葡萄の房の形をした真珠色の雲は、遠くの空に浮かんで、遠くの地上に影を落としている。

その恩恵にあずかる機会を逃した真琴は、額の汗を拭いつつ学校の門をくぐった。

―――八月五日。

 学校は夏休みに入っていた。



 平日の喧騒が嘘のように、校内は静まり返っていた。

廊下を占める静謐な雰囲気は、校庭から聞こえてくるクラブ活動に励む声を、どこか別の世界のものにしている。

足音すら飲み込む沈黙。

 嫌いではなかったが、今の真琴からは随分遠くにあるものだ。

その現状を思うと、溜め息が出るやら、苦笑が漏れるやら。

取り敢えず後者を選択しておいてから、真琴は足を止めた。

 目の前にある扉をノックして、返事を待つ。

部屋の存在意義を示すプレートには職員室と書かれていた。

 直ぐに「どうぞ」と声がして、真琴は扉を開いた。

「失礼します」

 中に入ると、千葉玲子が手招きしているのが見えた。

 後ろ手に扉を閉めて、そちらに駆け寄る。

「他の先生方は?」

「クラブとか補習とか、おかげで私がここに詰めてるわけ」

 他に誰もいない職員室を見回して溜め息を吐く。

「……呼び出して悪かったね」

 いえ、と真琴は小さく首を振った。

殆どキツイ思いはしていない。

彼女の家には、ここまでほぼ直通で来られる移動手段があるのだ。



 たらたらと、今日までのお互いのことを話しながらも、自然と話題は本題へと入っていく。

「……それで、今日だっけ?帰ってくるの」

 玲子はペットボトルのお茶に口をつけながら、そう訊ねた。

頷きつつ、真琴も手に持ったペットボトルに口を持っていく。

「…お祖父ちゃんからの手紙には、そう書いてありましたけど」

「…そっか。……で、どう?お母さんとの暮らしは?」

「……そうですね」

 真琴は俯き加減で微笑んだ。

 ”フィックス”を使ったあの日以来、水城家には真琴たちの母親である茅乃の姿があった。

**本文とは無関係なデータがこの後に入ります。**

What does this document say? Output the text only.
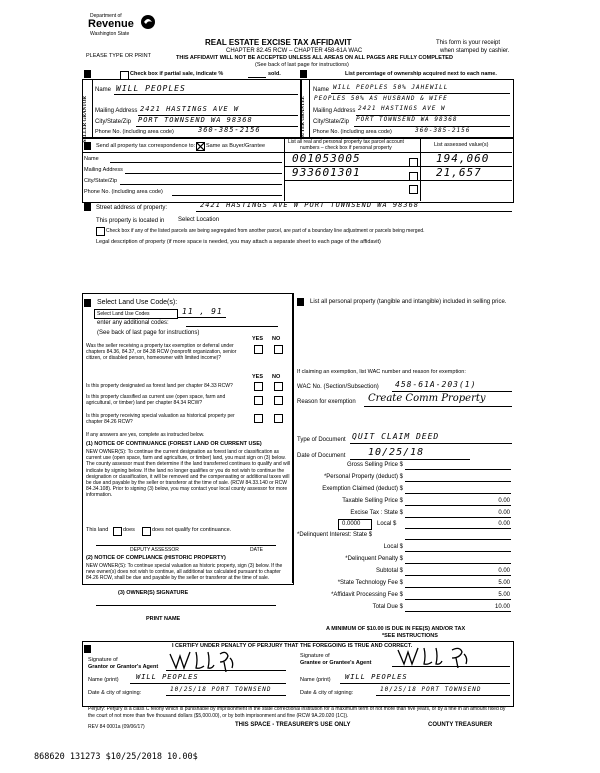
Department of
Revenue
Washington State
PLEASE TYPE OR PRINT
REAL ESTATE EXCISE TAX AFFIDAVIT
CHAPTER 82.45 RCW – CHAPTER 458-61A WAC
THIS AFFIDAVIT WILL NOT BE ACCEPTED UNLESS ALL AREAS ON ALL PAGES ARE FULLY COMPLETED
(See back of last page for instructions)
This form is your receipt
when stamped by cashier.
Check box if partial sale, indicate %	sold.	List percentage of ownership acquired next to each name.
SELLER GRANTOR
Name WILL PEOPLES
Mailing Address 2421 HASTINGS AVE W
City/State/Zip PORT TOWNSEND WA 98368
Phone No. (including area code)	360-385-2156	BUYER GRANTEE
Name WILL PEOPLES 50% JAHEWILL
PEOPLES 50% AS HUSBAND & WIFE
Mailing Address 2421 HASTINGS AVE W
City/State/Zip PORT TOWNSEND WA 98368
Phone No. (including area code)	360-385-2156
Send all property tax correspondence to: Same as Buyer/Grantee
Name
Mailing Address
City/State/Zip
Phone No. (including area code)
List all real and personal property tax parcel account
numbers – check box if personal property	List assessed value(s)
001053005	194,060
933601301	21,657
Street address of property:	2421 HASTINGS AVE W PORT TOWNSEND WA 98368
This property is located in Select Location
Check box if any of the listed parcels are being segregated from another parcel, are part of a boundary line adjustment or parcels being merged.
Legal description of property (if more space is needed, you may attach a separate sheet to each page of the affidavit)
Select Land Use Code(s):
Select Land Use Codes	11 , 91
enter any additional codes:
(See back of last page for instructions)
YES NO
Was the seller receiving a property tax exemption or deferral under chapters 84.36, 84.37, or 84.38 RCW (nonprofit organization, senior citizen, or disabled person, homeowner with limited income)?
YES NO
Is this property designated as forest land per chapter 84.33 RCW?
Is this property classified as current use (open space, farm and agricultural, or timber) land per chapter 84.34 RCW?
Is this property receiving special valuation as historical property per chapter 84.26 RCW?
If any answers are yes, complete as instructed below.
(1) NOTICE OF CONTINUANCE (FOREST LAND OR CURRENT USE)
NEW OWNER(S): To continue the current designation as forest land or classification as current use (open space, farm and agriculture, or timber) land, you must sign on (3) below. The county assessor must then determine if the land transferred continues to qualify and will indicate by signing below. If the land no longer qualifies or you do not wish to continue the designation or classification, it will be removed and the compensating or additional taxes will be due and payable by the seller or transferor at the time of sale. (RCW 84.33.140 or RCW 84.34.108). Prior to signing (3) below, you may contact your local county assessor for more information.
This land	does	does not qualify for continuance.
DEPUTY ASSESSOR	DATE
(2) NOTICE OF COMPLIANCE (HISTORIC PROPERTY)
NEW OWNER(S): To continue special valuation as historic property, sign (3) below. If the new owner(s) does not wish to continue, all additional tax calculated pursuant to chapter 84.26 RCW, shall be due and payable by the seller or transferor at the time of sale.
(3) OWNER(S) SIGNATURE
PRINT NAME
List all personal property (tangible and intangible) included in selling price.
If claiming an exemption, list WAC number and reason for exemption:
WAC No. (Section/Subsection) 458-61A-203(1)
Reason for exemption Create Comm Property
Type of Document QUIT CLAIM DEED
Date of Document 10/25/18
Gross Selling Price $
*Personal Property (deduct) $
Exemption Claimed (deduct) $
Taxable Selling Price $	0.00
Excise Tax : State $	0.00
0.0000	Local $	0.00
*Delinquent Interest: State $
Local $
*Delinquent Penalty $
Subtotal $	0.00
*State Technology Fee $	5.00
*Affidavit Processing Fee $	5.00
Total Due $	10.00
A MINIMUM OF $10.00 IS DUE IN FEE(S) AND/OR TAX
*SEE INSTRUCTIONS
I CERTIFY UNDER PENALTY OF PERJURY THAT THE FOREGOING IS TRUE AND CORRECT.
Signature of
Grantor or Grantor's Agent
Name (print) WILL PEOPLES
Date & city of signing:	10/25/18 PORT TOWNSEND
Signature of
Grantee or Grantee's Agent
Name (print) WILL PEOPLES
Date & city of signing:	10/25/18 PORT TOWNSEND
Perjury: Perjury is a class C felony which is punishable by imprisonment in the state correctional institution for a maximum term of not more than five years, or by a fine in an amount fixed by the court of not more than five thousand dollars ($5,000.00), or by both imprisonment and fine (RCW 9A.20.020 (1C)).
REV 84 0001a (09/06/17)	THIS SPACE - TREASURER'S USE ONLY	COUNTY TREASURER
868620 131273 $10/25/2018 10.00$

火事で家を失い、そのまま善一郎の家に厄介になっている、と、そういう事になっている。

 ”フィックス”の近くにいた影響からか、真琴たちには以前の記憶が残っていた。

あの後「おかえり」と彼女に出迎えられた時には、感動よりも驚きが勝ってしまった。

 今ではそんな事もあまり無くなっている。

 世界はどうやら、思い出す、という形で、真琴たちの新しい記憶を作っているらしい。

その感覚は真琴には奇妙に感じられたが、おかげで、恙無つつがなく日常を送れていた。

「…普通ですよ」

「良かったね」

 祝福の笑顔を浮かべる玲子に、真琴は礼を述べる機会を失していたことを思い出した。

「遅れましたけど、本当にありがとうございました」

 そう言って頭を下げる。

玲子は意に介した様子も無くヒラヒラと手を振ってみせた。

「いいよいいよ。前もちょっと言ったと思うけど、事後処理は殆ど渡君がやってくれたから」

 あの日から、真琴と玲子は妙に忙しく、まともに話す機会をなくしていた。

こんな風に話すのは実に二ヶ月以上ぶりの事である。

 それでも、事あるごとに、(人目もあるし、少しの時間だったが)玲子は真琴に状況を伝えてくれた。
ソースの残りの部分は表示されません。